Speaking on Starr FM’s Morning Show, Morning Star on Thursday, May 28, 2026, the founder of the prominent environmental sanitation group, Oheneba Kojo Safo, expressed deep worry over the recurring, devastating floods that have recently submerged major Accra enclaves including Dansoman, Mallam, Kaneshie, Weija, and Awoshie.
With the heaviest part of the rainy season traditionally arriving in June and July, Safo emphasized that the country is running out of time, noting that the current level of destruction is happening dangerously ahead of schedule.
“I believe that until we’re able to unravel the cause, the flooding will continue coming every now and then. And the catch here is that you are not even in June yet. But yet we are seeing some enormous, you know, flooding and all of that. It means that if we don’t uncover the root cause and start dealing with it, we are going to be more—maybe everybody needs a kayak during this June/July at this point,” Safo warned.
He further pitched a community-led surveillance and enforcement strategy which he said can include a structural mechanism that pairs local citizens with state backing to catch offenders in the act and turn sanitation enforcement into a self-funding system.
“If you look at the number of people who are littering on a day, we should have a certain number of people who are also trying to combat them in a way. And I propose that we can have maybe 50 by community.
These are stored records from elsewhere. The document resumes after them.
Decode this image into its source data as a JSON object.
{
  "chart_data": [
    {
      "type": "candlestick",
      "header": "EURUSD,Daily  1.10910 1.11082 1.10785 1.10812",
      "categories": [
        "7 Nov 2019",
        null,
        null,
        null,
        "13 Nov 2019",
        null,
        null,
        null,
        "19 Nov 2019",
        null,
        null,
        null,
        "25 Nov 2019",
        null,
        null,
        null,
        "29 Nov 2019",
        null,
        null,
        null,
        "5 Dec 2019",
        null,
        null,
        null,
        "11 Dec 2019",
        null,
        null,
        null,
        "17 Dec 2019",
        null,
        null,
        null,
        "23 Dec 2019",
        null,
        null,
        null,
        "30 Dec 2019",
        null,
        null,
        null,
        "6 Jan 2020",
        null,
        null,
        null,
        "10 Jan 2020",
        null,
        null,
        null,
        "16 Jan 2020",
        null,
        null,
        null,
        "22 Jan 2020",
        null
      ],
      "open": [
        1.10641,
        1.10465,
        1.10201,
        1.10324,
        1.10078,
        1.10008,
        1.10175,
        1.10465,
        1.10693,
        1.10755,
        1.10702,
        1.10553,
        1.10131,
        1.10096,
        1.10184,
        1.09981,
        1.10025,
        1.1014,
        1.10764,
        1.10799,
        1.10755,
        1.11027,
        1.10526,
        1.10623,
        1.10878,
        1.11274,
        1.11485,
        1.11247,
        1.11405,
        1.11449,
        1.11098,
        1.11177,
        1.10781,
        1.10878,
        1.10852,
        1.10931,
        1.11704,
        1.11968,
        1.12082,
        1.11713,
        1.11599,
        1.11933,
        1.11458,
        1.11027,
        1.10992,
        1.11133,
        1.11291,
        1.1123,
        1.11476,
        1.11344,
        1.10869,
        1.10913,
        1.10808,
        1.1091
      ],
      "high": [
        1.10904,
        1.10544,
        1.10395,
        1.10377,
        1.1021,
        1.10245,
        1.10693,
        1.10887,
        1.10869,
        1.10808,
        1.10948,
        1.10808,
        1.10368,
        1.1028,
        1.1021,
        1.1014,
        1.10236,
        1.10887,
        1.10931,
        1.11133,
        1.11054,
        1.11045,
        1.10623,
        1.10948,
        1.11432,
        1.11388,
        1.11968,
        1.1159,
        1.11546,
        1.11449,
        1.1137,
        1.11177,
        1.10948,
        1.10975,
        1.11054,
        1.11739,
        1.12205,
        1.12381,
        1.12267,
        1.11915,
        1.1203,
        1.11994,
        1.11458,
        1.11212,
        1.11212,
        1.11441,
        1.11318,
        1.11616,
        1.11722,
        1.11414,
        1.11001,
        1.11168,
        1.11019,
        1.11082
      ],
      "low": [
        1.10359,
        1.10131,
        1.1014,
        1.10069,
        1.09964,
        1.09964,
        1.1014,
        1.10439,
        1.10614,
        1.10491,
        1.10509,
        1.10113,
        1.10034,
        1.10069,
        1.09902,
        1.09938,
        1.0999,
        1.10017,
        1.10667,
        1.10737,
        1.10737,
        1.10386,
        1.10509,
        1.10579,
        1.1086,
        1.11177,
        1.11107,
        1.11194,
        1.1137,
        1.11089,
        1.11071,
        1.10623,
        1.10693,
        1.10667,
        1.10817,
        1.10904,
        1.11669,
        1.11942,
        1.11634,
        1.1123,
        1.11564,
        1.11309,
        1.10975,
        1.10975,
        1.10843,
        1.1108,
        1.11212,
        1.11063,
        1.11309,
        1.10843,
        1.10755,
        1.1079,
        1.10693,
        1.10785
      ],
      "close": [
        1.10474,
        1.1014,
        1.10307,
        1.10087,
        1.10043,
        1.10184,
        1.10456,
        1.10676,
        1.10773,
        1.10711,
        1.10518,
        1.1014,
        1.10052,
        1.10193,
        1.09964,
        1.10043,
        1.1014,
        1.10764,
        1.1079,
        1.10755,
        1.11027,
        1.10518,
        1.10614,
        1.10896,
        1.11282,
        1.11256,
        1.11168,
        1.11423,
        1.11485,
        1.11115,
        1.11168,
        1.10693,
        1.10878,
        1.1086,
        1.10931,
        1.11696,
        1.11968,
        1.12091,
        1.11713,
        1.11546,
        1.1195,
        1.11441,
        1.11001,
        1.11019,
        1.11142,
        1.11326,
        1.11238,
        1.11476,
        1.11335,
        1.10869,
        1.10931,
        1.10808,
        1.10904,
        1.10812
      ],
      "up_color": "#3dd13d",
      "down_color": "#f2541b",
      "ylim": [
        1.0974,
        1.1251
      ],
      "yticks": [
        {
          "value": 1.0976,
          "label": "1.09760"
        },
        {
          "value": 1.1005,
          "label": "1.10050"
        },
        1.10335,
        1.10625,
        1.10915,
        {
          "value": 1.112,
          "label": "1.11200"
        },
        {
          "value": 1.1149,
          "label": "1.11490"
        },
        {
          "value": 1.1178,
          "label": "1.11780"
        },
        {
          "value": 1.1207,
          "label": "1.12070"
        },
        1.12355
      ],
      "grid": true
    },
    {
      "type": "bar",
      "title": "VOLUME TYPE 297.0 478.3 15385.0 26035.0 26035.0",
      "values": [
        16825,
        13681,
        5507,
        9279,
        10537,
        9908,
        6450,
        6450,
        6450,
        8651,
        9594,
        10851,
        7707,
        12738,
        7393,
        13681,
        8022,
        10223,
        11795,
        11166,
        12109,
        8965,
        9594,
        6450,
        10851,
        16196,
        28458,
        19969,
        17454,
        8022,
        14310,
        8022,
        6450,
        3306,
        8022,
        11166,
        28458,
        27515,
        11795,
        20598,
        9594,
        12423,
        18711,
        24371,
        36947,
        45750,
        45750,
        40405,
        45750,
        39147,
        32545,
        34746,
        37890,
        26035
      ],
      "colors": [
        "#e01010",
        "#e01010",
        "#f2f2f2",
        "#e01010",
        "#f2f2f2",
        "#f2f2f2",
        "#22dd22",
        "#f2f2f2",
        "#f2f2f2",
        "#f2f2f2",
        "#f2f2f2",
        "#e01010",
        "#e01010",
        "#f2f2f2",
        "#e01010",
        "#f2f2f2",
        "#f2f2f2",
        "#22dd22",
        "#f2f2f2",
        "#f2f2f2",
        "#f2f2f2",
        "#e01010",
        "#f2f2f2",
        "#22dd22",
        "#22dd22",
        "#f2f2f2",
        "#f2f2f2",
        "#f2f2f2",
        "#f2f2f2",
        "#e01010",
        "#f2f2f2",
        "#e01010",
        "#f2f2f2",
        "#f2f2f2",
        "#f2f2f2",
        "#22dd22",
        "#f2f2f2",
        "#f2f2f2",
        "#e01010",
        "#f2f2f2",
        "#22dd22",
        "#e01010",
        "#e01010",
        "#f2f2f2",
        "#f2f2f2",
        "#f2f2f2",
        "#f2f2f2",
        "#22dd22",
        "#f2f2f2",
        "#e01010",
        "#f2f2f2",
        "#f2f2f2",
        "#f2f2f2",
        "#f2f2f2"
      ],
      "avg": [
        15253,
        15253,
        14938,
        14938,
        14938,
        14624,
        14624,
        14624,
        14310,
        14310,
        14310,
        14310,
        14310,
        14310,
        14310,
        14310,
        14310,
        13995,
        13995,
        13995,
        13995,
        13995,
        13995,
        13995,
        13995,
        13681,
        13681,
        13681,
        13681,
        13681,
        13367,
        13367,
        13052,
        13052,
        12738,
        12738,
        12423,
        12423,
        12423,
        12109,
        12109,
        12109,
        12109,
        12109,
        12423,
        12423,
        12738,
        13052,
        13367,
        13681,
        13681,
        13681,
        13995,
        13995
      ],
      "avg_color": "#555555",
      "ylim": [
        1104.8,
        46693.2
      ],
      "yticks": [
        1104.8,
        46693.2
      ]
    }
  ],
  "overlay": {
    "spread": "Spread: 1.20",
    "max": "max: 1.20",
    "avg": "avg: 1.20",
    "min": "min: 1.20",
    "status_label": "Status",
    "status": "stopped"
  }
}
Every community we can raise 50 active volunteers… whose job is to clean and to monitor,” he said.
Safo further demanded a decentralization of the task as part of efforts to ensuring accountability.
“If, for example, Bus Stop Boys is in charge of let’s say Weija community, we are cleaning and monitoring with the state back and we can now record people and send them to the right authorities, they get fined and those monies will be used to, you know, cater for those who are assisting to clean the environment,” he said.
The Bus Stop Boys leader called for aggressive, zero-tolerance financial penalties for local businesses and shop owners who fail to maintain their immediate surroundings, arguing that hitting polluters in their pockets is the quickest way to force a behavioral shift.
“When it comes to sanitation in itself, I think getting money for it, we can just look around us and get the money for it because we can say that ‘clean your frontage, if you don’t and the state cleans, maybe you pay 10 times the charges and your shops will be closed until you pay let’s say the amount that is due.’ If people realize that now they are losing profit for months because they need to pay maybe 10,000 cedis for the state cleaning their frontage, then they themselves will now wake up and begin to do what needs to be done,” he argued.